Decision Date | 17 February 1943 |
Docket Number | No. 27750.,27750. |
Citation | 221 Ind. 123,46 N.E.2d 599 |
Parties | BRANNIN v. STATE. |
Court | Indiana Supreme Court |
OPINION TEXT STARTS HERE
Eva Brannin was convicted of manslaughter, and she appeals.
Reversed with instructions.Appeal from Circuit Court, Vigo County; John W. Gerdink, judge.
Frank Hamilton and Charles C. Whitlock, both of Terre Haute, for appellant.
George N. Beamer, Atty. Gen., and Norman E. Duke, Dep. Atty. Gen., for appellee.
The appellant was convicted of manslaughter.
At the request of the state, the court instructed the jury as follows: ‘It is immaterial what attack William Guess had formerly made upon Callie Sprague or what threat he had made, if at the time of the firing of the shot he was not then engaged in an attack upon Callie Sprague, from which it reasonably appeared to the defendant that Callie Sprague was in danger of death or great bodily harm, as the defendant had no right to shoot to revenge some past attack, or to prevent a future attack then being threatened by mere words.’

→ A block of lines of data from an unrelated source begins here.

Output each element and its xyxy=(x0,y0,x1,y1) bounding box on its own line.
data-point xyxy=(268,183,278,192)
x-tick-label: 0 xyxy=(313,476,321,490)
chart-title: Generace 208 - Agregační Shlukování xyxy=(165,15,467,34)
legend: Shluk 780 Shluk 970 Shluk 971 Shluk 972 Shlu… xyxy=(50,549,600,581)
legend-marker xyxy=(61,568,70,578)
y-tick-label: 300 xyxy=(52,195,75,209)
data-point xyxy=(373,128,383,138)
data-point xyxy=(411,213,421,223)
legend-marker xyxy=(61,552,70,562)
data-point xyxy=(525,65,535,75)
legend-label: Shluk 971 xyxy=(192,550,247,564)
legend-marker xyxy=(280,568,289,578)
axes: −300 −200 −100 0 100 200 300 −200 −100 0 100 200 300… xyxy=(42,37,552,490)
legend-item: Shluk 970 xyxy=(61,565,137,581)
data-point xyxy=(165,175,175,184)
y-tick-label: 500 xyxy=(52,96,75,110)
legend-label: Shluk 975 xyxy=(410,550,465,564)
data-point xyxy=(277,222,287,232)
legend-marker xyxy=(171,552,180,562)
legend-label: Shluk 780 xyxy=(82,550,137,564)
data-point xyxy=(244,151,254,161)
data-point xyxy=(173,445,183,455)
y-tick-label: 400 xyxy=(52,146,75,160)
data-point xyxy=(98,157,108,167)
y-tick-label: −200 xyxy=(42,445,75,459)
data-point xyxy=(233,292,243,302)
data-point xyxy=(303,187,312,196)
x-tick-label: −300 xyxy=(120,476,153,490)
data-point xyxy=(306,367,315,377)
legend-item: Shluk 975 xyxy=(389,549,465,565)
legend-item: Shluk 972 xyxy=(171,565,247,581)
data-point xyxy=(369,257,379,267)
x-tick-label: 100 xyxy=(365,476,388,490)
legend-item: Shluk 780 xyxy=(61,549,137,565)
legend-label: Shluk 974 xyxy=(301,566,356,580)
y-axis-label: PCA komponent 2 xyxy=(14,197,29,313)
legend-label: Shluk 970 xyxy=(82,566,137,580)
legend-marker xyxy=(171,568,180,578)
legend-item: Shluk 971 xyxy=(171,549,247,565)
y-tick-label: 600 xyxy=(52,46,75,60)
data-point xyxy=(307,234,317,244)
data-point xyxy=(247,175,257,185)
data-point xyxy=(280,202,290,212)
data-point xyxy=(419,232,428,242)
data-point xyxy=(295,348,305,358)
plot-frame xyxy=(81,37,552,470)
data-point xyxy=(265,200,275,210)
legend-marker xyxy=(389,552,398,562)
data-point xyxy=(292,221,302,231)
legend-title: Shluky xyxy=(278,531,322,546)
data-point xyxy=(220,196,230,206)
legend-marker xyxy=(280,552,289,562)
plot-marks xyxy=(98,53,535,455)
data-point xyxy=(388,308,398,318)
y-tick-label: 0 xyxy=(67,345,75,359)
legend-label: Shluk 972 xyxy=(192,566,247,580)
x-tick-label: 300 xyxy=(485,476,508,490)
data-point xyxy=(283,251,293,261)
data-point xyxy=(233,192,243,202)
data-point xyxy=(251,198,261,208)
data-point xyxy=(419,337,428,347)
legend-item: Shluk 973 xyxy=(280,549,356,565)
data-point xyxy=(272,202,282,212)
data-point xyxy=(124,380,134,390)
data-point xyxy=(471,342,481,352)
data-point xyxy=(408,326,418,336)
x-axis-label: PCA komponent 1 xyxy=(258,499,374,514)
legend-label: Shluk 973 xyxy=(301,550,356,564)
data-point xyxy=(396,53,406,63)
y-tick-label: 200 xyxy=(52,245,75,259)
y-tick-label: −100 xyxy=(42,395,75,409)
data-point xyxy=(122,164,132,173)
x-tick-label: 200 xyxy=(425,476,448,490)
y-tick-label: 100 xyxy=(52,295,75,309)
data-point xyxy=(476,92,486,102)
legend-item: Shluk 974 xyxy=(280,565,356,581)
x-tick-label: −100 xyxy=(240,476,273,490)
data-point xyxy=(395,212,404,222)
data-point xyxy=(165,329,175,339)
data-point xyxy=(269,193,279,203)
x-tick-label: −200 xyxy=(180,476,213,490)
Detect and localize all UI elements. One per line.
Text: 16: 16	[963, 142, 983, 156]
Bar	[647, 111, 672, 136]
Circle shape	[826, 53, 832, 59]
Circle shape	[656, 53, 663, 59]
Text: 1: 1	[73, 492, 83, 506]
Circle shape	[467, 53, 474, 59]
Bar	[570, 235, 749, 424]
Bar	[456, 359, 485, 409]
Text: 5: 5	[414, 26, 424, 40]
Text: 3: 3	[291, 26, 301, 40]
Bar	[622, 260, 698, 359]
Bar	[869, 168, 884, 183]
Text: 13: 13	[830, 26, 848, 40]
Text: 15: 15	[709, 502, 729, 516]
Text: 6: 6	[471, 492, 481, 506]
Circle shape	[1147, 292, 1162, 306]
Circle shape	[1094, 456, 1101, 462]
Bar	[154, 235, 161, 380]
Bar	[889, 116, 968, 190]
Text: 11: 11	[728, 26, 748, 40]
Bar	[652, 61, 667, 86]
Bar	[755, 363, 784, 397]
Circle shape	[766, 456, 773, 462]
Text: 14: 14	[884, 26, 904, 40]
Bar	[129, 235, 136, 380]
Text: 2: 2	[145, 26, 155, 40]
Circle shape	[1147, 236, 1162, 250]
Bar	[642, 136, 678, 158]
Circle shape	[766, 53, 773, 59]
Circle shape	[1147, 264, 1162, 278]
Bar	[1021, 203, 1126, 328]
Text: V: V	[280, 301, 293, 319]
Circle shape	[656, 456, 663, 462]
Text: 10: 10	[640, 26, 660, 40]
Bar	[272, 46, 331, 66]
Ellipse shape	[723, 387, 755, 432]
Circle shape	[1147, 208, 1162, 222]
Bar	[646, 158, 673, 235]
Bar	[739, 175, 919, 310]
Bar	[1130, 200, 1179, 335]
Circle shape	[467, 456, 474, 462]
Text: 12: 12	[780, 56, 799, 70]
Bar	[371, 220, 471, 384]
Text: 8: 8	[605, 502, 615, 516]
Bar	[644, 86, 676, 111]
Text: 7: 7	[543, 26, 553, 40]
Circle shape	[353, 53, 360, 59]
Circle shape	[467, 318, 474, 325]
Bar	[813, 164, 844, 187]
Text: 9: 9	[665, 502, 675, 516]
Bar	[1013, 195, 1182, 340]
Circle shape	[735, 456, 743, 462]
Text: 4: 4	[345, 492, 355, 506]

This is an erroneous statement of the law. In Hughes v. State, 1937, 212 Ind. 577, 585, 586, 10 N.E.2d 629, 633, we said: This right also extends to the protection to one's family.
The court refused to give an instruction correctly stating the law tendered by the defense. It is contended that the substance of this latter instruction was covered by other instructions given, but a careful examination discloses that it was not. But if it had been given, or if the substance had been covered by other instructions, it would not have cured the giving of the erroneous instruction above set out. ‘An erroneous instruction is not corrected by giving a correct one, unless the improper one is withdrawn.’ Flick v. State, 1935, 207 Ind. 473, 477, 193 N.E. 603, 605.
Judgment reversed, with instructions to sustain the motion for a new trial.